First of all, our analysis allows identifying which are the best algorithms. It might be surprising to see that the best algorithm is BI (betweenness interactive), probably one of the oldest and conceptually simplest approaches. BI is efficient because the definition of the betweenness is extremely well aligned with the problem at hand - i.e. disrupt the main communication paths of the network. Employing BI comes at a price: A run time at least quadratic in the number of nodes, for sparse networks; and cubic in dense networks. Therefore, we need additional approaches for larger networks.

CI was published essentially comparing to degree-based attacks only, without a comparison to betweenness-based competitors (B or BI). The major contribution of CI regarding network dismantling is that it brought the idea of analyzing real-word network robustness into the top journals. CI was the first method to run in almost linear time, O(NlogN), for specific networks, and to significantly outperform degree in their experiments. Moreover, CI was specifically designed to find optimal attacks in hierarchical networks with tree structures. Many real-world networks, however, are not purely tree-structured. Therefore, it is not surprising to see that CI does not perform well, when running it on previously unseen network types and comparing it to previously unconsidered competitors. Regarding ND, it should first be noted that ND performs much better than CI in our study. Intuitively, this makes sense, since CI was the main competitor evaluated when ND was proposed and published. In addition, the authors of ND compared against degree, eigenvector centrality and a solution based on simulated annealing. Yet, the authors did not assess their method compared to betweenness or approximate versions of betweenness (B, BI, AB, and ABI), the strongest competitors in our study. So, similar to the case of CI, the performance of ND can be explained by the experimental setup of the authors. Many recently-proposed strategies are designed to provide suboptimal but computationally efficient solutions. The user should understand a tradeoff between effectiveness and speed. We see this as a major motivation and major contribution of our study, to compare a whole set of heuristics (including computationally expensive ones) on a wide range of methods, in order to assess the possible degree of optimality.

As a result of our study, we highly recommend the usage of BI for assessing the quality of novel proposed competitors on smaller datasets. Moreover, ABI should be the first choice as a competitor for larger networks, as it provides the best tradeoff between solution quality and runtime in our study. In order to foster the interpretability of results, and consequently increase the usefulness of this line of research, standards for the publication of new strategies should be raised. We believe that the present work can be a first small step in this direction.

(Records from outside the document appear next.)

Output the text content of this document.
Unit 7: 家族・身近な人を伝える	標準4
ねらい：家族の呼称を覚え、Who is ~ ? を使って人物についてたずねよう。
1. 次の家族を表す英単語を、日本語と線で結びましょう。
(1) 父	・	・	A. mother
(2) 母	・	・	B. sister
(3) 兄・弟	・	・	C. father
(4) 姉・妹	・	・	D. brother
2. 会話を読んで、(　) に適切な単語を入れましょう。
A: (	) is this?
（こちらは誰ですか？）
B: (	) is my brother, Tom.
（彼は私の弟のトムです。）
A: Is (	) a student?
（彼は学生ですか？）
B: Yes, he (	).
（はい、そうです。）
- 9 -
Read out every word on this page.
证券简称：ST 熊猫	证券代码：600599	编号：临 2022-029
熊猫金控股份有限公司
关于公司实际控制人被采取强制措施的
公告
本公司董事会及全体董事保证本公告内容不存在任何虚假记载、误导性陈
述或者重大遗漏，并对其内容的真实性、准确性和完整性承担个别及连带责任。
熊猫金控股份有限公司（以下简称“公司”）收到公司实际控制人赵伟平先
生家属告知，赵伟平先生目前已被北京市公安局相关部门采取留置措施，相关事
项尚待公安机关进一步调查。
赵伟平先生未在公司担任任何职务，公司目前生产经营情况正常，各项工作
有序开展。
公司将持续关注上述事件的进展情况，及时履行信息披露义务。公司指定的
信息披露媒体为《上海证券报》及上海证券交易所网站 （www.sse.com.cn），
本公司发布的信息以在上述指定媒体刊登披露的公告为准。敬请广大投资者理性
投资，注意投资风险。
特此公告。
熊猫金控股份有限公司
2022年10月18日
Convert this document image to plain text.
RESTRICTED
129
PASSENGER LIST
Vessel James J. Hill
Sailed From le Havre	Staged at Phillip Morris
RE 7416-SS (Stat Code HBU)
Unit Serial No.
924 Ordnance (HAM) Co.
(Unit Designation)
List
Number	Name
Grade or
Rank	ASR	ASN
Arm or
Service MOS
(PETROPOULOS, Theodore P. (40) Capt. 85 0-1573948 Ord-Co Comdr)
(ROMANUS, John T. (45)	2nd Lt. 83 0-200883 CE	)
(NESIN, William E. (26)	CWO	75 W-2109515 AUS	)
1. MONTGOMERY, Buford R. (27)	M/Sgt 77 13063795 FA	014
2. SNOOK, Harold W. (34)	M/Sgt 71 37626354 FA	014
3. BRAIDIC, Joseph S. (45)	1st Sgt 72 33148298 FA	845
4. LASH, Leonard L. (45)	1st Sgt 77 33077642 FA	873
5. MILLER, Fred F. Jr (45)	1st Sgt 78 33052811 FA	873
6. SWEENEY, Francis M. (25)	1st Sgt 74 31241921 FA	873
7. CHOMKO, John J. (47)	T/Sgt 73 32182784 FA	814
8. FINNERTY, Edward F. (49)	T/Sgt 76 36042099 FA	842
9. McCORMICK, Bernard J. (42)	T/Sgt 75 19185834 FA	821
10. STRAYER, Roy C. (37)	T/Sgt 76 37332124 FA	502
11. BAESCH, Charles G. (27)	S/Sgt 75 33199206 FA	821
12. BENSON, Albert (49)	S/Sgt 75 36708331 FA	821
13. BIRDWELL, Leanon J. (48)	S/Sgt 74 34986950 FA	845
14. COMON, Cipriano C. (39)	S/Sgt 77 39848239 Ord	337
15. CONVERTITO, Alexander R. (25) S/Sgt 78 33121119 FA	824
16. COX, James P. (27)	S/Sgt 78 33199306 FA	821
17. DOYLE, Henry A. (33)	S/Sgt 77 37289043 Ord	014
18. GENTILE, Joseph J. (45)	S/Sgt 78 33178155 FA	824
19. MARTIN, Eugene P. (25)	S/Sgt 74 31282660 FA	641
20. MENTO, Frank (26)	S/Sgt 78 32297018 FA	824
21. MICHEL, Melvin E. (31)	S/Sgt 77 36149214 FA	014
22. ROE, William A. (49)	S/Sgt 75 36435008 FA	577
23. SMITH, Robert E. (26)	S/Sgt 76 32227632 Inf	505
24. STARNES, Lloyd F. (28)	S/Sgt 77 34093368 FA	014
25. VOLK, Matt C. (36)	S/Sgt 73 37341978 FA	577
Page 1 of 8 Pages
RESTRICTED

In the present study, we have chosen the size of networks in such a way that all methods can be compared with reasonable runtime. According to our experiments, BI is the best method for all networks, but its runtime complexity is about O(N3). This implies that, if the size of an input network is increased by a factor of 10, the runtime will be approximately 1000 times longer. Given that we aimed at a full comparison of network methods, the execution of all experiments on hundreds of random networks is simply not feasible. Assessing the robustness of very large random networks with a reduced number of scalable methods, as identified in our study, is one possibility for future work.

Our study leads to several additional observations and interesting directions for future work. First, several methods are highly competitive with BI. The major goal for future research should be to make them more efficient regarding the run time. One challenging problem is to always maintain a list of connected components during an attack generation, while avoiding quadratic time complexity. Second, the use of approximate methods, such as ABI, for network dismantling should be explored and exploited further. Finally, we showed that ND and BI actually compute quite different attacks, while both being close to BI. An intelligent combination of these two methods might lead to even stronger attacks, possibly outperforming BI. Future studies could investigate the robustness of multiplex/multi-layer networks60,61,62,63.